Goldfinger é um filme britânico de 1964 de acção e espionagem, o terceiro da série 007 com Sean Connery no papel do agente secreto James Bond. Produzido por Albert R. Broccoli e Harry Saltzman e realizado por Guy Hamilton, Goldfinger é baseado no livro homónimo de Ian Fleming que morreu uns meses antes da estreia deste filme.

Comercializado em Portugal e no Brasil com o título 007 contra Goldfinger, o filme é sobre um comerciante de ouro chamado Auric Goldfinger que tem um plano para assaltar Fort Knox, a reserva federal de ouro dos Estados Unidos. Bond é enviado por M para boicotar o seu plano e evitar a queda do Ocidente dado que os EUA sem ouro seria um desastre económico.

Goldfinger é o primeiro filme 007 em que um cantor canta durante a sequência inicial. Neste caso, Shirley Bassey cantou o tema "Goldfinger" composto por John Barry.

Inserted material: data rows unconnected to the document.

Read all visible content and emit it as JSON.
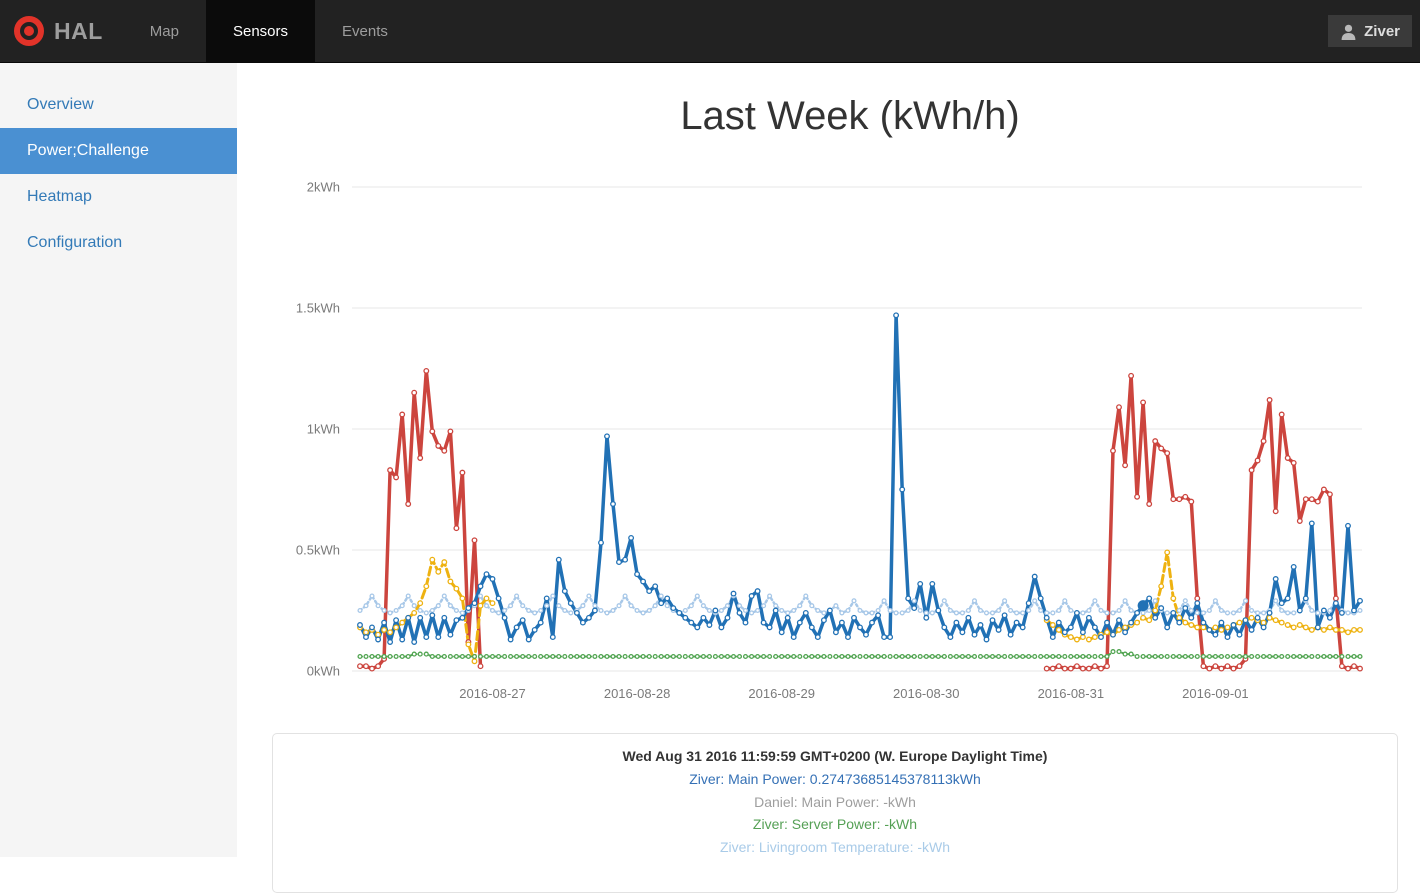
{
  "navbar": {
    "brand": "HAL",
    "items": [
      {
        "label": "Map",
        "active": false
      },
      {
        "label": "Sensors",
        "active": true
      },
      {
        "label": "Events",
        "active": false
      }
    ],
    "user": "Ziver"
  },
  "sidebar": {
    "items": [
      {
        "label": "Overview",
        "active": false
      },
      {
        "label": "Power;Challenge",
        "active": true
      },
      {
        "label": "Heatmap",
        "active": false
      },
      {
        "label": "Configuration",
        "active": false
      }
    ]
  },
  "chart": {
    "title": "Last Week (kWh/h)"
  },
  "tooltip": {
    "timestamp": "Wed Aug 31 2016 11:59:59 GMT+0200 (W. Europe Daylight Time)",
    "entries": [
      {
        "text": "Ziver: Main Power: 0.27473685145378113kWh",
        "color": "#3470b5"
      },
      {
        "text": "Daniel: Main Power: -kWh",
        "color": "#9e9e9e"
      },
      {
        "text": "Ziver: Server Power: -kWh",
        "color": "#55a055"
      },
      {
        "text": "Ziver: Livingroom Temperature: -kWh",
        "color": "#a9cbe8"
      }
    ]
  },
  "chart_data": {
    "type": "line",
    "title": "Last Week (kWh/h)",
    "x_unit": "hours, t=0 at 2016-08-26 02:00",
    "x_range": [
      0,
      166
    ],
    "y_range": [
      0,
      2
    ],
    "grid": true,
    "y_ticks": [
      {
        "v": 0,
        "label": "0kWh"
      },
      {
        "v": 0.5,
        "label": "0.5kWh"
      },
      {
        "v": 1,
        "label": "1kWh"
      },
      {
        "v": 1.5,
        "label": "1.5kWh"
      },
      {
        "v": 2,
        "label": "2kWh"
      }
    ],
    "x_ticks": [
      {
        "t": 22,
        "label": "2016-08-27"
      },
      {
        "t": 46,
        "label": "2016-08-28"
      },
      {
        "t": 70,
        "label": "2016-08-29"
      },
      {
        "t": 94,
        "label": "2016-08-30"
      },
      {
        "t": 118,
        "label": "2016-08-31"
      },
      {
        "t": 142,
        "label": "2016-09-01"
      }
    ],
    "highlight": {
      "series": "Ziver: Main Power",
      "t": 130,
      "value": 0.27,
      "color": "#2171b5"
    },
    "series": [
      {
        "name": "Ziver: Livingroom Temperature",
        "color": "#a8c8e8",
        "style": "dotted",
        "width": 2.5,
        "marker": "ring",
        "segments": [
          {
            "start": 0,
            "values": [
              0.25,
              0.27,
              0.31,
              0.27,
              0.25,
              0.24,
              0.25,
              0.27,
              0.31,
              0.27,
              0.25,
              0.24,
              0.25,
              0.27,
              0.31,
              0.27,
              0.25,
              0.24,
              0.25,
              0.27,
              0.31,
              0.27,
              0.25,
              0.24,
              0.25,
              0.27,
              0.31,
              0.27,
              0.25,
              0.24,
              0.25,
              0.27,
              0.31,
              0.27,
              0.25,
              0.24,
              0.25,
              0.27,
              0.31,
              0.27,
              0.25,
              0.24,
              0.25,
              0.27,
              0.31,
              0.27,
              0.25,
              0.24,
              0.25,
              0.27,
              0.31,
              0.27,
              0.25,
              0.24,
              0.25,
              0.27,
              0.31,
              0.27,
              0.25,
              0.24,
              0.25,
              0.27,
              0.31,
              0.27,
              0.25,
              0.24,
              0.25,
              0.27,
              0.31,
              0.27,
              0.25,
              0.24,
              0.25,
              0.27,
              0.31,
              0.27,
              0.25,
              0.24,
              0.25,
              0.27,
              0.24,
              0.25,
              0.29,
              0.25,
              0.24,
              0.24,
              0.25,
              0.29,
              0.25,
              0.24,
              0.24,
              0.25,
              0.29,
              0.25,
              0.24,
              0.24,
              0.25,
              0.29,
              0.25,
              0.24,
              0.24,
              0.25,
              0.29,
              0.25,
              0.24,
              0.24,
              0.25,
              0.29,
              0.25,
              0.24,
              0.24,
              0.25,
              0.29,
              0.25,
              0.24,
              0.24,
              0.25,
              0.29,
              0.25,
              0.24,
              0.24,
              0.25,
              0.29,
              0.25,
              0.24,
              0.24,
              0.25,
              0.29,
              0.25,
              0.24,
              0.24,
              0.25,
              0.29,
              0.25,
              0.24,
              0.24,
              0.25,
              0.29,
              0.25,
              0.24,
              0.24,
              0.25,
              0.29,
              0.25,
              0.24,
              0.24,
              0.25,
              0.29,
              0.25,
              0.24,
              0.24,
              0.25,
              0.29,
              0.25,
              0.24,
              0.24,
              0.25,
              0.29,
              0.25,
              0.24,
              0.24,
              0.25,
              0.29,
              0.25,
              0.24,
              0.24,
              0.25
            ]
          }
        ]
      },
      {
        "name": "unlabeled-red",
        "color": "#cc453e",
        "style": "solid",
        "width": 3.5,
        "marker": "ring",
        "segments": [
          {
            "start": 0,
            "values": [
              0.02,
              0.02,
              0.01,
              0.02,
              0.05,
              0.83,
              0.8,
              1.06,
              0.69,
              1.15,
              0.88,
              1.24,
              0.99,
              0.93,
              0.91,
              0.99,
              0.59,
              0.82,
              0.12,
              0.54,
              0.02
            ]
          },
          {
            "start": 114,
            "values": [
              0.01,
              0.01,
              0.02,
              0.01,
              0.01,
              0.02,
              0.01,
              0.01,
              0.02,
              0.01,
              0.02,
              0.91,
              1.09,
              0.85,
              1.22,
              0.72,
              1.11,
              0.69,
              0.95,
              0.92,
              0.9,
              0.71,
              0.71,
              0.72,
              0.7,
              0.3,
              0.02,
              0.01,
              0.02,
              0.01,
              0.02,
              0.01,
              0.02,
              0.05,
              0.83,
              0.87,
              0.95,
              1.12,
              0.66,
              1.06,
              0.88,
              0.86,
              0.62,
              0.71,
              0.71,
              0.7,
              0.75,
              0.73,
              0.3,
              0.02,
              0.01,
              0.02,
              0.01
            ]
          }
        ]
      },
      {
        "name": "unlabeled-yellow",
        "color": "#eeb211",
        "style": "dashed",
        "width": 3,
        "marker": "ring",
        "segments": [
          {
            "start": 0,
            "values": [
              0.18,
              0.16,
              0.17,
              0.15,
              0.17,
              0.16,
              0.18,
              0.2,
              0.22,
              0.24,
              0.28,
              0.35,
              0.46,
              0.41,
              0.45,
              0.37,
              0.34,
              0.3,
              0.11,
              0.04,
              0.27,
              0.3,
              0.28
            ]
          },
          {
            "start": 114,
            "values": [
              0.21,
              0.19,
              0.17,
              0.15,
              0.14,
              0.13,
              0.14,
              0.13,
              0.14,
              0.15,
              0.16,
              0.15,
              0.17,
              0.18,
              0.19,
              0.2,
              0.22,
              0.21,
              0.25,
              0.35,
              0.49,
              0.3,
              0.22,
              0.2,
              0.19,
              0.18,
              0.18,
              0.17,
              0.18,
              0.17,
              0.18,
              0.19,
              0.2,
              0.21,
              0.22,
              0.21,
              0.2,
              0.22,
              0.21,
              0.2,
              0.19,
              0.18,
              0.19,
              0.18,
              0.17,
              0.18,
              0.17,
              0.18,
              0.17,
              0.17,
              0.16,
              0.17,
              0.17
            ]
          }
        ]
      },
      {
        "name": "Ziver: Server Power",
        "color": "#52a552",
        "style": "dotted",
        "width": 2,
        "marker": "ring",
        "segments": [
          {
            "start": 0,
            "values": [
              0.06,
              0.06,
              0.06,
              0.06,
              0.06,
              0.06,
              0.06,
              0.06,
              0.06,
              0.07,
              0.07,
              0.07,
              0.06,
              0.06,
              0.06,
              0.06,
              0.06,
              0.06,
              0.06,
              0.06,
              0.06,
              0.06,
              0.06,
              0.06,
              0.06,
              0.06,
              0.06,
              0.06,
              0.06,
              0.06,
              0.06,
              0.06,
              0.06,
              0.06,
              0.06,
              0.06,
              0.06,
              0.06,
              0.06,
              0.06,
              0.06,
              0.06,
              0.06,
              0.06,
              0.06,
              0.06,
              0.06,
              0.06,
              0.06,
              0.06,
              0.06,
              0.06,
              0.06,
              0.06,
              0.06,
              0.06,
              0.06,
              0.06,
              0.06,
              0.06,
              0.06,
              0.06,
              0.06,
              0.06,
              0.06,
              0.06,
              0.06,
              0.06,
              0.06,
              0.06,
              0.06,
              0.06,
              0.06,
              0.06,
              0.06,
              0.06,
              0.06,
              0.06,
              0.06,
              0.06,
              0.06,
              0.06,
              0.06,
              0.06,
              0.06,
              0.06,
              0.06,
              0.06,
              0.06,
              0.06,
              0.06,
              0.06,
              0.06,
              0.06,
              0.06,
              0.06,
              0.06,
              0.06,
              0.06,
              0.06,
              0.06,
              0.06,
              0.06,
              0.06,
              0.06,
              0.06,
              0.06,
              0.06,
              0.06,
              0.06,
              0.06,
              0.06,
              0.06,
              0.06,
              0.06,
              0.06,
              0.06,
              0.06,
              0.06,
              0.06,
              0.06,
              0.06,
              0.06,
              0.06,
              0.06,
              0.08,
              0.08,
              0.07,
              0.07,
              0.06,
              0.06,
              0.06,
              0.06,
              0.06,
              0.06,
              0.06,
              0.06,
              0.06,
              0.06,
              0.06,
              0.06,
              0.06,
              0.06,
              0.06,
              0.06,
              0.06,
              0.06,
              0.06,
              0.06,
              0.06,
              0.06,
              0.06,
              0.06,
              0.06,
              0.06,
              0.06,
              0.06,
              0.06,
              0.06,
              0.06,
              0.06,
              0.06,
              0.06,
              0.06,
              0.06,
              0.06,
              0.06
            ]
          }
        ]
      },
      {
        "name": "Ziver: Main Power",
        "color": "#2171b5",
        "style": "solid",
        "width": 3.5,
        "marker": "ring",
        "segments": [
          {
            "start": 0,
            "values": [
              0.19,
              0.14,
              0.18,
              0.13,
              0.2,
              0.12,
              0.21,
              0.13,
              0.22,
              0.12,
              0.22,
              0.14,
              0.23,
              0.14,
              0.22,
              0.15,
              0.21,
              0.22,
              0.26,
              0.28,
              0.35,
              0.4,
              0.38,
              0.3,
              0.22,
              0.13,
              0.18,
              0.21,
              0.13,
              0.17,
              0.2,
              0.3,
              0.14,
              0.46,
              0.33,
              0.28,
              0.24,
              0.2,
              0.22,
              0.25,
              0.53,
              0.97,
              0.69,
              0.45,
              0.46,
              0.55,
              0.4,
              0.37,
              0.33,
              0.35,
              0.28,
              0.3,
              0.26,
              0.24,
              0.22,
              0.2,
              0.18,
              0.22,
              0.19,
              0.25,
              0.18,
              0.22,
              0.32,
              0.24,
              0.2,
              0.31,
              0.33,
              0.2,
              0.18,
              0.25,
              0.16,
              0.22,
              0.14,
              0.2,
              0.24,
              0.18,
              0.14,
              0.21,
              0.25,
              0.16,
              0.2,
              0.14,
              0.22,
              0.18,
              0.15,
              0.2,
              0.23,
              0.14,
              0.14,
              1.47,
              0.75,
              0.3,
              0.26,
              0.36,
              0.22,
              0.36,
              0.25,
              0.18,
              0.14,
              0.2,
              0.16,
              0.22,
              0.15,
              0.19,
              0.13,
              0.21,
              0.17,
              0.23,
              0.15,
              0.2,
              0.18,
              0.28,
              0.39,
              0.3,
              0.22,
              0.14,
              0.2,
              0.16,
              0.18,
              0.24,
              0.16,
              0.22,
              0.18,
              0.14,
              0.2,
              0.15,
              0.21,
              0.16,
              0.2,
              0.24,
              0.27,
              0.3,
              0.22,
              0.26,
              0.18,
              0.24,
              0.2,
              0.26,
              0.22,
              0.28,
              0.2,
              0.17,
              0.15,
              0.2,
              0.14,
              0.19,
              0.15,
              0.21,
              0.17,
              0.22,
              0.18,
              0.24,
              0.38,
              0.28,
              0.3,
              0.43,
              0.25,
              0.3,
              0.61,
              0.18,
              0.25,
              0.22,
              0.28,
              0.24,
              0.6,
              0.25,
              0.29
            ]
          }
        ]
      }
    ]
  }
}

Resumo[editar | editar código-fonte]

James Bond destrói um fábrica mexicana de drogas, e em seguida vai para Miami, nos Estados Unidos. Felix Leiter encontra-o e entrega uma mensagem de M para ficar de olho em Auric Goldfinger, um joalheiro britânico hospedado em seu hotel. Goldfinger está a jogar gin rummy com um cliente do hotel e Bond repara que algo está errado. Caminha até ao quarto de Goldfinger e vê que uma parceira, Jill Masterson, está olhando as cartas do adversário por um monocular e informando Goldfinger através de um rádio. Bond mete-se com ela e transmite a Goldfinger que está sob vigilância da polícia da Miami. O joalheiro perde e o seu adversário vence. Bond e Masterson fazem amor na suite do agente secreto. Ao buscar uma outra garrafa de champanhe, Bond é nocauteado pelo capanga coreano Oddjob, que em seguida mata Masterson através de "sufoco cutâneo" causado por tinta de ouro.

Em Londres, M revela a Bond a verdadeira missão: boicotar o plano de Goldfinger. Para conhecer socialmente o joalheiro, Bond joga uma partida de golf com Goldfinger, e esconde um localizador na mala de seu carro de Goldfinger. Em seguida, persegue-o até à Suíça onde é atacado sem intenção por Tilly Masterson, a irmã de Jill que quer vingar a irmã matando Goldfinger.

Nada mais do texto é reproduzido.